On the MSI's plans on launching an EV by 2025, Bhargava said: "They (SMG) will manufacture it in Gujarat and sell it by 2025".
He further said: "There are so many models SMG is manufacturing. They have a production capacity of 7.5 lakh units. So this (EV) is part of that".
When asked if the EV model would also be part of the same arrangement with SMG, Bhargava stated: "Yes.. nothing was said that the car that would be manufactured there (SMG) would only be with internal combustion ones...Any car which is manufactured there will be sold by us".
SMG, a 100 per cent subsidiary of SMC, supplies cars exclusively to MSI.
On March 20, SMC announced to invest around 150 billion yen (about Rs 10,445 crore) by 2026, for local manufacturing of battery electric vehicles (BEV) and batteries in Gujarat.
The company has signed a memorandum of understanding (MoU) to this effect with the Gujarat government.
Under the MoU, SMG will invest Rs 7,300 crore for the construction of a plant for BEV batteries at a land neighbouring SMG's existing plant by 2026.
IiAS (Institutional Investor Advisory Services) has noted in its report that the larger issue continues to be this inherent conflict of interest – between owning a 100 per cent subsidiary and having a listed company in the same market.

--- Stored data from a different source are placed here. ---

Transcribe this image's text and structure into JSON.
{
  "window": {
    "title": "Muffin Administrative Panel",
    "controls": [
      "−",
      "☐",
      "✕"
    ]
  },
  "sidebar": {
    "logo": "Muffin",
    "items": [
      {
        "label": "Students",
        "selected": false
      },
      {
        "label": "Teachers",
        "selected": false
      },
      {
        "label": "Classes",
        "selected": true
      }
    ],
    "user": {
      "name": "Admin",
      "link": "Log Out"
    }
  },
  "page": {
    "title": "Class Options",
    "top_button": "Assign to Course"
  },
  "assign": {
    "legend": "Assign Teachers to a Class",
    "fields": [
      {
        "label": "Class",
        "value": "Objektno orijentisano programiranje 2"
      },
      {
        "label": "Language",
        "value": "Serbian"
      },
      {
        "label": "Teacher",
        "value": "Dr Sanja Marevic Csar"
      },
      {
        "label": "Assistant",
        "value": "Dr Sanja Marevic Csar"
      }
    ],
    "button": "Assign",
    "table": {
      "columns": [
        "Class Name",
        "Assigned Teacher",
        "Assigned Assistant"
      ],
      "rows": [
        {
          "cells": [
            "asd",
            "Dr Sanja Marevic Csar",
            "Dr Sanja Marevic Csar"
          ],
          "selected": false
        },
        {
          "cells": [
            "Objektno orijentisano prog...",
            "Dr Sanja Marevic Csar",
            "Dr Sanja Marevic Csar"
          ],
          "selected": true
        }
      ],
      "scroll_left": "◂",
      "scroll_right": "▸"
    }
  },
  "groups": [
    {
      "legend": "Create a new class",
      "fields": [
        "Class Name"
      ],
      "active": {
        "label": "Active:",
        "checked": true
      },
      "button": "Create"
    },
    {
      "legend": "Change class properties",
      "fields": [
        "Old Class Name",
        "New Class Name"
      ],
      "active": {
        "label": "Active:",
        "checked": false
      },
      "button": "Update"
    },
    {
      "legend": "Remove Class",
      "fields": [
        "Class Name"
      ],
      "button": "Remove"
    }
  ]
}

"These structures make it easier for MNCs to hollow out the listed subsidiary and reduce its value. Maruti’s shareholders must constructively engage with SMC to understand how this structure will work. Asking the right questions now will hopefully allow their concerns to be built into the project design," it stated.
For Maruti, its future may be at stake, the advisory firm noted while adding that the company must define its role in the EV venture.
A consultation with its stakeholders – as at the time of setting up the Gujarat plant, will enable Maruti to create a mutually beneficial deal structure and remain relevant, it noted.
"Will Maruti’s shareholders benefit from SMC’s decision to enter the EV space in India? This is a question that Maruti’s shareholders must ask SMC," it noted in its report.
IiAS had also rallied against the decision by SMC to set up a wholly-owned subsidiary in Gujarat on land that was allocated to Maruti.
"This issue plays up once again. SMG will invest in setting up the EV plant. SMC will argue that this saves Maruti’s shareholders the capital, but Maruti had Rs 30 billion in liquid cash and little debt on its balance sheet on September 30, 2021 – investing Rs 104.45 bn over the project years is unlikely to stress Maruti’s financial profile," it noted.